3) Çocuklarını tanrılarını memnun etmek için onların mihrabında kurban ederlerdi.
108. Burada, "helâk" kelimesi oldukça anlamlıdır ve manevî helâki (yıkım) ifade etmektedir. Bir insanın kendi çocuklarını öldürmesi kalbini öyle sertleştirir ki, suçlu artık iyice acımasızlaşır ve tüm insanî ve hattâ tüm hayvanî şefkat duygularını bile yitirir. Böylece kendi ulusunun ve genelde tüm dünya nüfusunun azalmasına yol açtığı için de insanlığın yıkımına neden olur. Gelecekteki destekçilerinin, medeniyetin kurucularının ve mülkünün varislerinin doğumunu engelleyen, yani yeni doğan çocuklarını öldüren bir ulus kesinlikle helâk uçurumuna yuvarlanır. Hepsinden önemlisi, masum çocuklara karşı işlenen böylesi insanlık dışı bir cinayet ahiretteki tüm kurtuluş şansını da yok eder. Çünkü, kendi insaniyetini ve hattâ soyuna olan tabiî sevgiyi öldüren ve gerek insanlığa, gerekse kendi ulusuna karşı bu türden bir düşmanlık gösteren bir kişi kesinlikle Allah'tan en acı ve ıztırap verici cezayı görecektir.

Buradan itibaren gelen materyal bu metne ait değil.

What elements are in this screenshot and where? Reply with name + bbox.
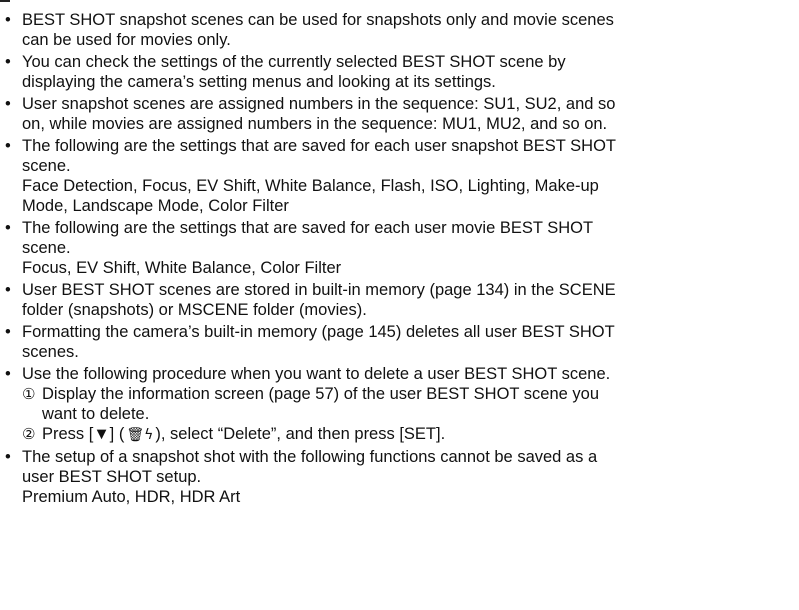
- list-item: • You can check the settings of the curr…: [0, 52, 790, 92]
- item-text: Use the following procedure when you wan…: [22, 365, 611, 383]
- notes-list: • BEST SHOT snapshot scenes can be used …: [0, 10, 790, 509]
- list-item: • BEST SHOT snapshot scenes can be used …: [0, 10, 790, 50]
- step-text: Display the information screen (page 57)…: [42, 385, 600, 403]
- step-number: ①: [22, 385, 36, 403]
- bullet: •: [5, 281, 11, 299]
- item-text: Formatting the camera’s built-in memory …: [22, 323, 615, 341]
- item-text: The setup of a snapshot shot with the fo…: [22, 448, 598, 466]
- settings-list: Face Detection, Focus, EV Shift, White B…: [22, 177, 599, 195]
- bullet: •: [5, 53, 11, 71]
- flash-icon: ϟ: [144, 427, 154, 443]
- settings-list: Mode, Landscape Mode, Color Filter: [22, 197, 289, 215]
- step-1: ① Display the information screen (page 5…: [22, 384, 790, 424]
- item-text: You can check the settings of the curren…: [22, 53, 566, 71]
- step-2: ② Press [▼] (🗑ϟ), select “Delete”, and t…: [22, 424, 790, 445]
- item-text: displaying the camera’s setting menus an…: [22, 73, 496, 91]
- bullet: •: [5, 137, 11, 155]
- item-text: scene.: [22, 157, 71, 175]
- bullet: •: [5, 219, 11, 237]
- item-text: can be used for movies only.: [22, 31, 231, 49]
- item-text: User snapshot scenes are assigned number…: [22, 95, 616, 113]
- step-text: want to delete.: [42, 405, 150, 423]
- list-item: • The following are the settings that ar…: [0, 136, 790, 216]
- top-rule: [0, 0, 10, 2]
- step-text-after: ), select “Delete”, and then press [SET]…: [155, 425, 446, 443]
- list-item: • The setup of a snapshot shot with the …: [0, 447, 790, 507]
- bullet: •: [5, 95, 11, 113]
- item-text: scenes.: [22, 343, 79, 361]
- bullet: •: [5, 448, 11, 466]
- step-number: ②: [22, 425, 36, 443]
- list-item: • User snapshot scenes are assigned numb…: [0, 94, 790, 134]
- item-text: The following are the settings that are …: [22, 137, 617, 155]
- item-text: User BEST SHOT scenes are stored in buil…: [22, 281, 616, 299]
- trash-icon: 🗑: [126, 427, 145, 443]
- settings-list: Premium Auto, HDR, HDR Art: [22, 488, 241, 506]
- bullet: •: [5, 323, 11, 341]
- list-item: • User BEST SHOT scenes are stored in bu…: [0, 280, 790, 320]
- item-text: scene.: [22, 239, 71, 257]
- bullet: •: [5, 11, 11, 29]
- bullet: •: [5, 365, 11, 383]
- step-text: Press [▼] (🗑ϟ), select “Delete”, and the…: [42, 424, 790, 445]
- item-text: The following are the settings that are …: [22, 219, 594, 237]
- item-text: folder (snapshots) or MSCENE folder (mov…: [22, 301, 367, 319]
- step-text-before: Press [▼] (: [42, 425, 125, 443]
- list-item: • Use the following procedure when you w…: [0, 364, 790, 445]
- list-item: • Formatting the camera’s built-in memor…: [0, 322, 790, 362]
- item-text: BEST SHOT snapshot scenes can be used fo…: [22, 11, 614, 29]
- item-text: user BEST SHOT setup.: [22, 468, 202, 486]
- item-text: on, while movies are assigned numbers in…: [22, 115, 608, 133]
- settings-list: Focus, EV Shift, White Balance, Color Fi…: [22, 259, 342, 277]
- list-item: • The following are the settings that ar…: [0, 218, 790, 278]
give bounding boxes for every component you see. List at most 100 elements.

109. Dinî liderler, başkanlar, kabilelerin önde gelenleriyle etkili kişileri, İbrahim ve İsmail Peygamberlerin izleyicileri olduklarını iddia edenler peygamberlerin getirdiği saf dine değişik inançlar, ibadetler ve uygulama biçimleri ekliyorlar ve halkın zihinlerini karmakarışık ediyorlardı. Evet, İslâm öncesi Araplar peygamberlerin dinine uydukları inancındaydılar. Fakat, bu din konusunda zihinleri öylesine allak bullak edilmişti ki, uydukları dinin iyice bulandırılmış da olsa Allah'ın seçilmiş dini olduğunu sanıyorlardı. Bunun nedeni de, geleneklerinde, tarihlerinde veya bir başka kitapta peygamberlerin gerçek diniyle ilgili hiçbir güvenilir kaydın korunmamış olması ve kimsenin bu dinde sonradan yapılan değişiklik ve eklemeleri sıyırıp atamamasıydı.
110. Yani, "Ey Rasûl! Onlar hakkında üzülmene gerek yok. Eğer senin uyarılarına rağmen uydurdukları yanlış yolda yürümekte ısrar ediyorlarsa bırak gitsinler. Bütün bunlar olacaktır, çünkü onların istedikleri yolda gitmeleri Allah'ın dilemesidir, aksi halde, şu anda yaptıklarını yapamaz olurlardı."